While the court battle over California’s own emissions regulations has been going on for some time, it escalated sharply in September of this year when the White House acted to strip California’s ability to set its own emissions standards that date back to the Clean Air Act of 1970, signed into law by President Nixon. Legal experts are skeptical over the administration’s effort to take back California’s waiver that had been granted decades prior, mostly because the Clean Air Act itself did not create a revocation process for a waiver. Twenty-two states have joined California in seeking to preserve CARB’s ability to regulate its own emissions in the state, independently of the more permissive federal standards.

California Gov. Gavin Newsom took a shot at Toyota on Twitter earlier this month over its support of the White House push against CARB.

“DGS is committed to ensuring we do our part to achieve California’s climate goals,” said DGS director Daniel C. Kim. “Our state continues to lead by example by eliminating sedans solely powered by gas. This is one of many steps California has taken, and will continue to take, to drive demand for green vehicles. The nation looks to California to drive positive, environmental change, and we will not waver from our commitment to that effort.”

Newsom took a shot at Toyota on Twitter, in response to Toyota making the argument that it wants a single federal standard for fuel emissions.

“You can try to disguise the decision you made—but it won’t change the facts,” Newsom tweeted.

“You chose to go the way of Donald Trump and the oil industry over clean air and our kids’ future.”

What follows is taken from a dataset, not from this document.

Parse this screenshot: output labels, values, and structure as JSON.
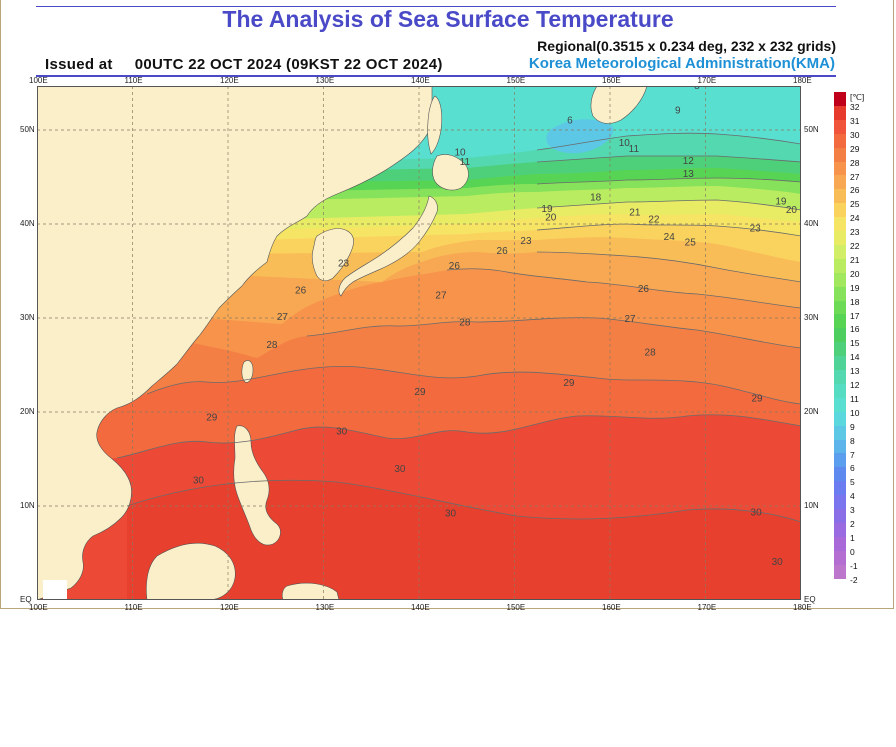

“There is no denying that.”

It remains to be seen whether the administration will be successful in stripping California of its ability to set its own emissions standards, granted by a waiver decades ago, and whether the automakers banned by California from state vehicle purchases will be compelled to reconsider their support of the administration’s effort. The automakers backing the removal of CARB’s ability to regulate emissions within the state appear to be counting on the possibility that the effort will succeed.